InfoGAN reproduction for Cyrillic letters generation

Question

Currently I am trying to reproduce the idea from InfoGAN paper (https://arxiv.org/abs/1606.03657), I use model setups close to one they proposed in the paper for MNIST conditional digits generation. So my problem is that I am trying to use this setup to generate Cyrillic letters from a crowd-sourced dataset of handwritten Cyrillic letters named CoMNIST (https://github.com/GregVial/CoMNIST). And the final output of the Generator G after 200-1000 epochs is usually a complete gibberish; it seems as it ends up being unable to distinguish multiple specific classes of letters, so I am wondering are there any tweaks I may apply to the parameters like noise vector dimensionality or the number of latent code variables c_1, c_2, ..., c_n, or maybe I just have to switch to an architecture with a greater number of layers for both generator G and discriminator D ?

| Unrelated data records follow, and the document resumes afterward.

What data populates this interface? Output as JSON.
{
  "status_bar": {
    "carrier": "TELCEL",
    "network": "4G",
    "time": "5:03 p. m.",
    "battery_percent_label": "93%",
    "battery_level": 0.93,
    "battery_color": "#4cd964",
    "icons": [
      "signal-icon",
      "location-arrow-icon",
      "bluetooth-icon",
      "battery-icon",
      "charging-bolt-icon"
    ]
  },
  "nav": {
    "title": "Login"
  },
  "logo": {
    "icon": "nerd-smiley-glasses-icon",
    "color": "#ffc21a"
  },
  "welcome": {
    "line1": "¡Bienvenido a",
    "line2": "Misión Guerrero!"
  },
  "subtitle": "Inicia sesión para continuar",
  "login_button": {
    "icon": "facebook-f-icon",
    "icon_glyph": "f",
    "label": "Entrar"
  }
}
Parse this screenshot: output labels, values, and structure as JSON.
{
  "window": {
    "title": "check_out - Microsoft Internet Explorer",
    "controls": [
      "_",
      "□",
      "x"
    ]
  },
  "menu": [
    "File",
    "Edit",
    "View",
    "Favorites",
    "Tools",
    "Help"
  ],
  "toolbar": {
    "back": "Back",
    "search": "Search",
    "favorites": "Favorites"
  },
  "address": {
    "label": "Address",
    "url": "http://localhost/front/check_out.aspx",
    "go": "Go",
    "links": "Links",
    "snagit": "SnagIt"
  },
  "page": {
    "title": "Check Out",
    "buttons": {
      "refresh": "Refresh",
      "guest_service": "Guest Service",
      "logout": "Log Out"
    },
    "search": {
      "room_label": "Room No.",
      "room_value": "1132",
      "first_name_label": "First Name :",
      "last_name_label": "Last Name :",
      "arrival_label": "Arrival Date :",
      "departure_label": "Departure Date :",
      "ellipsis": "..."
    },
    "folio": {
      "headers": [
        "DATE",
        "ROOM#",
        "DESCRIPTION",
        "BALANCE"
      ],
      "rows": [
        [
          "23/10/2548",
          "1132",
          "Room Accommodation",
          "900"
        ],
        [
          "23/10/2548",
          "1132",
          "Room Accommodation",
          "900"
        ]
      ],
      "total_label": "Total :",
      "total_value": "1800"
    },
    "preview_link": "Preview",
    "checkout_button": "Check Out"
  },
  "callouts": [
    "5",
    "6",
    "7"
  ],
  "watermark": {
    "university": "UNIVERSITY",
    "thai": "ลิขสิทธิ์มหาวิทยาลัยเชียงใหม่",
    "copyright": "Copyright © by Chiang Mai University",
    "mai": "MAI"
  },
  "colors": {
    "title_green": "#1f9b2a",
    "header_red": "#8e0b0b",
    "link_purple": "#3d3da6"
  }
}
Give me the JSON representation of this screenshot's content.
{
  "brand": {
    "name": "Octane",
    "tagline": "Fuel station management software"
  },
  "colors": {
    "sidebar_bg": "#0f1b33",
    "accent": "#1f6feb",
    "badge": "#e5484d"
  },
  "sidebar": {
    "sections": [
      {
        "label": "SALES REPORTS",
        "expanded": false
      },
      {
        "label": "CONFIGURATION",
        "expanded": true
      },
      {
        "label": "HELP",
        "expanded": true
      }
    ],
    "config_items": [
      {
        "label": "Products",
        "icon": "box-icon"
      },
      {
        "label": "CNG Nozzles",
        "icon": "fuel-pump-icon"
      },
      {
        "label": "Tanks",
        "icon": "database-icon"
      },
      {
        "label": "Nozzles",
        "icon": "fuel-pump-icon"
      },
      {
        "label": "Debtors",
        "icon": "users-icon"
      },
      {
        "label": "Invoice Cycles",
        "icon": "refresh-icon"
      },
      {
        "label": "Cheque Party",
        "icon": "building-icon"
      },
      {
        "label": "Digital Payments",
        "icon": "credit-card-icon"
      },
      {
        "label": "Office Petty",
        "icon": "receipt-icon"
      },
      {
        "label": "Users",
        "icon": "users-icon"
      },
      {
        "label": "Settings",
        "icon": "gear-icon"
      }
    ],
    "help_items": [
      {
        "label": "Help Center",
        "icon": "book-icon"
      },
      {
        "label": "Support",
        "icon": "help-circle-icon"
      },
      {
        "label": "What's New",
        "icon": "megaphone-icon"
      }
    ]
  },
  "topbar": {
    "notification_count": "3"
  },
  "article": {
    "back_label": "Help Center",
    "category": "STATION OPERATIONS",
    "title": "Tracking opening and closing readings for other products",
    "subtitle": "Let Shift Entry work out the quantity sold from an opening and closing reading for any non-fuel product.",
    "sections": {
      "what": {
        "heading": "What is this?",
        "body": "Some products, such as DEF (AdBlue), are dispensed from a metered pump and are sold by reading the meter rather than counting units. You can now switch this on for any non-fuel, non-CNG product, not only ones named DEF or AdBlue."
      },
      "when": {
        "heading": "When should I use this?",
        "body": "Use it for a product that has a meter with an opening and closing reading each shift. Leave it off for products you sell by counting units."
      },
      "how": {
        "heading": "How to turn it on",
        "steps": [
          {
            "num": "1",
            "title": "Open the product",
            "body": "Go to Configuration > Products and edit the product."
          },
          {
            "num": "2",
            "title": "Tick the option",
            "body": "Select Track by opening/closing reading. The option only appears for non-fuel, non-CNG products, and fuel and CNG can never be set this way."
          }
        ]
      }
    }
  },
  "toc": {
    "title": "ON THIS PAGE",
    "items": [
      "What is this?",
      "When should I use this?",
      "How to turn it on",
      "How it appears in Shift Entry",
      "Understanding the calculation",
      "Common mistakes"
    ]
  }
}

The dataset contains labeled grayscale images of handwritten Cyrillic letters with resolution of 278x278 each. It consists 34 classes (as 34 letters). I have tried various settings of resizing, like 32x32, 64x64, 128x128.

Proposed model architectures from paper for digits handwritten digits recognition are:

discriminator D / recognition network Q
Input 28 × 28 Gray image
4 × 4 conv. 64 lRELU. stride 2
4 × 4 conv. 128 lRELU. stride 2. batchnorm
FC. 1024 lRELU. batchnorm
FC. output layer for D,
FC.128-batchnorm-lRELU-FC.output for Q

generator G
Input R^74
FC. 1024 RELU. batchnorm
FC. 7 × 7 × 128 RELU. batchnorm
4 × 4 upconv. 64 RELU. stride 2. batchnorm
4 × 4 upconv. 1 channel

but the implementations I use is a little bit different.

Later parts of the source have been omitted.